Representatives from companies in sectors such as food, chemicals, construction materials and packaging took part in the International Market Profile Training workshops held in Riyadh and between 11 and 22 November.
The capacity building program was the result of cooperation between ITC, the International Islamic Trade Finance Corporation (ITFC) and the Saudi Export Development Authority (Saudi Exports) within the framework of the Aid for Trade Initiative for Arab States (AfTIAS) Program, a multi-donor, multi-agency initiative.
Exporting to a new market, or exporting a new product, is not straightforward for businesses: it involves doing market research, understanding demand trends, and eventually making informed decisions about product design, pricing and promotion. The workshop was designed to train participants to do just this, using ITC Market Analysis Tools to look at international market trends and requirements for products related to their businesses. They ultimately developed and presented market profiles combining trade data and business indicators to bolster their respective firms’ efforts to access foreign markets.
ITC Market Analysis Tools, which are free for users in all developing countries, include Trade Map, which provides indicators on export performance, international demand, alternative markets and companies’ contacts. Another tool is Market Access Map, which contains information on applied customs tariffs, trade remedies, and non-tariff measures. Sustainability Map offers exporters an overview of voluntary standards and global value chains.

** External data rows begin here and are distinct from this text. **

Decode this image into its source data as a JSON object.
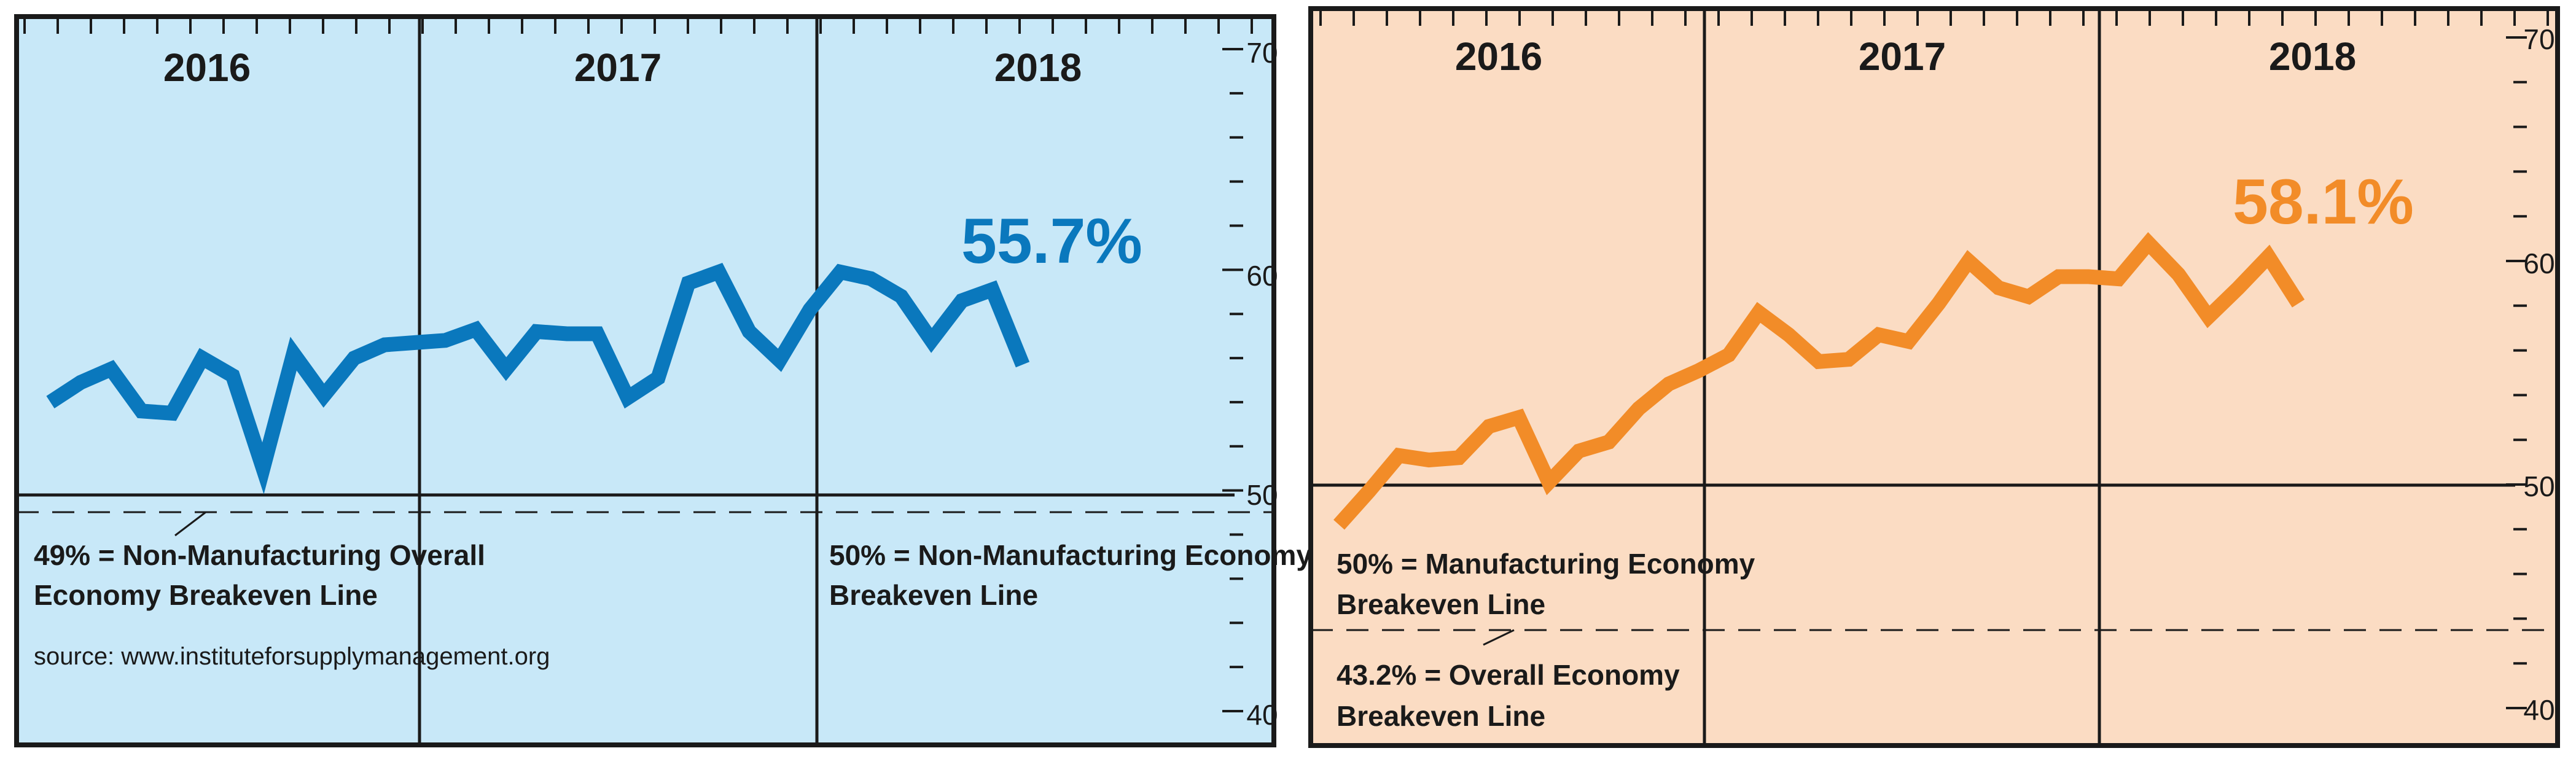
{
  "colors": {
    "left_bg": "#c8e8f8",
    "left_line": "#0a78bd",
    "right_bg": "#fbdcc3",
    "right_line": "#f28c28",
    "axis": "#1a1a1a"
  },
  "chart_data": [
    {
      "type": "line",
      "years": [
        "2016",
        "2017",
        "2018"
      ],
      "ylim": [
        40,
        70
      ],
      "yticks": [
        "70",
        "60",
        "50",
        "40"
      ],
      "grid": false,
      "series": [
        {
          "values": [
            54.0,
            54.9,
            55.5,
            53.6,
            53.5,
            56.0,
            55.2,
            51.0,
            56.2,
            54.3,
            56.0,
            56.6,
            56.7,
            56.8,
            57.3,
            55.5,
            57.2,
            57.1,
            57.1,
            54.2,
            55.1,
            59.4,
            59.9,
            57.2,
            55.9,
            58.2,
            59.9,
            59.6,
            58.8,
            56.8,
            58.6,
            59.1,
            55.7
          ]
        }
      ],
      "headline": "55.7%",
      "reference_line_solid": 50,
      "reference_line_dashed": 49,
      "annotations": [
        {
          "lines": [
            "49% = Non-Manufacturing Overall",
            "Economy Breakeven Line"
          ]
        },
        {
          "lines": [
            "50% = Non-Manufacturing Economy",
            "Breakeven Line"
          ]
        }
      ],
      "source": "source: www.instituteforsupplymanagement.org"
    },
    {
      "type": "line",
      "years": [
        "2016",
        "2017",
        "2018"
      ],
      "ylim": [
        40,
        70
      ],
      "yticks": [
        "70",
        "60",
        "50",
        "40"
      ],
      "grid": false,
      "series": [
        {
          "values": [
            48.2,
            49.7,
            51.3,
            51.1,
            51.2,
            52.6,
            53.0,
            50.1,
            51.5,
            51.9,
            53.4,
            54.5,
            55.1,
            55.8,
            57.7,
            56.7,
            55.5,
            55.6,
            56.7,
            56.4,
            58.1,
            60.0,
            58.8,
            58.4,
            59.3,
            59.3,
            59.2,
            60.8,
            59.4,
            57.5,
            58.8,
            60.2,
            58.1
          ]
        }
      ],
      "headline": "58.1%",
      "reference_line_solid": 50,
      "reference_line_dashed": 43.2,
      "annotations": [
        {
          "lines": [
            "50% = Manufacturing Economy",
            "Breakeven Line"
          ]
        },
        {
          "lines": [
            "43.2% = Overall Economy",
            "Breakeven Line"
          ]
        }
      ]
    }
  ]
}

The training workshop was led by two experts from ITC’s trade and market Intelligence team, Christophe Durand and Dzmitry Kniahin. They introduced two new ITC tools during the program, namely Market Price Information, which tracks daily export prices, and the Rules of Origin Facilitator, which allows businesses to spot tariff benefits under trade agreements and understand how to qualify for applicable origin criteria and certification requirements.
‘The Market Analysis Tools added to my knowledge on how to find export markets’, said Jehan Alshaeikh, an export officer with a chemicals and fertilizer company, who was one of the 34 participants in the programme. Talha Mashayekh, factory manager at a business that makes radiators and spare parts, praised the training for changing his perception of international business opportunities. ‘I am updating my international marketing plan to focus on customers in the most suitable market based on the proper market analysis I have conducted here’, said Ahmed Alyawar, export manager at a distributor and exporter of Saudi date products).
To ensure that Saudi businesses and policymakers can continue to have ready access to training in ITC Market Analysis Tools, Abdulrahman Alotaibi, a Saudi trade advisor, was selected to become a certified trainer to work with enterprises in researching and analyzing export markets. Mr. Alotaibi, who was a petroleum engineer before switching careers to work on helping Saudi non-oil exporters go global, met the qualification criteria and successfully passed the assessment by the two ITC experts. With his accreditation as the first ITC-certified trainer in the Gulf Cooperation Council (GCC) region, he can now execute on his passion by equipping Saudi businesses to use ITC tools to break into new markets around the world.